- Director: Wayne Blair
- Genre: Comedy
- Cert: PG
- Details: Australia/103 mins
Chris O'Dowd's charm works its magic again, helping this Aussie Commitments through its slower moments. There might be no surprises here but even when it is at its most obvious, the sassiness on show keeps things buoyed.
Australia, 1968, and while Vietnam kicks off for real, four indigenous Australian girls – Maubov, Sebbens, Tapsell and their bossy older sister/guardian Mailman - have their own struggles: their brand of Country music set isn’t being taken seriously. Seeing something in them, alcoholic Irish piano player (not mutually exclusive in movies) Chris O'Dowd encourages them to switch from Country to Soul, and whisks them away to South East Asia to entertain the troops. However, with dodgy promoters making off with their dough and the girls putting on shows pretty close to where the bullets are flying, things get hairy…
Chris 'Can we just make my character Irish?' O'Dowd is the Jimmy Rabbitte/Joey The Lips of the bunch: he's the dreamer, the one giving the ‘this is what real Soul is all about’ speech. O'Dowd is O'Dowd again, coming on easy with that casual flair he's got down pat. Mailman also impresses but their will-they-won’t-they shtick doesn't convince.

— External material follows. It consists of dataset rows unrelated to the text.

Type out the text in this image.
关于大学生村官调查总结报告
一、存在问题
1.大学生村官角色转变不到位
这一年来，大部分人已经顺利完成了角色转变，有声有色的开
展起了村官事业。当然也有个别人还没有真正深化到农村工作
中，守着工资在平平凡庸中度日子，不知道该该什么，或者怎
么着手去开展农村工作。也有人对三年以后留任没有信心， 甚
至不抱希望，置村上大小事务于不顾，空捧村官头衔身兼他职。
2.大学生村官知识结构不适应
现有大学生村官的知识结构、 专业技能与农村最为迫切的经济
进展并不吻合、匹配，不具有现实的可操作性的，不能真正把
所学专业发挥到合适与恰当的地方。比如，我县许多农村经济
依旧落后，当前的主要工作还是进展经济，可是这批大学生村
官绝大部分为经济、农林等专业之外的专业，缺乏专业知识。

Based on the stage play that was based on a true story, Sapphires likes to shake its bum but it doesn't mind bringing to light the plight of the 'Stolen generation', when the government would remove children from their parents and relocate them elsewhere where they would be ingratiated into white society. The racial issues aren’t exactly handled with any kind of subtlety; with 'light-skinned' Sebbens trying to pass herself off as a white girl when it suits her, the girls are guilty of their own prejudices.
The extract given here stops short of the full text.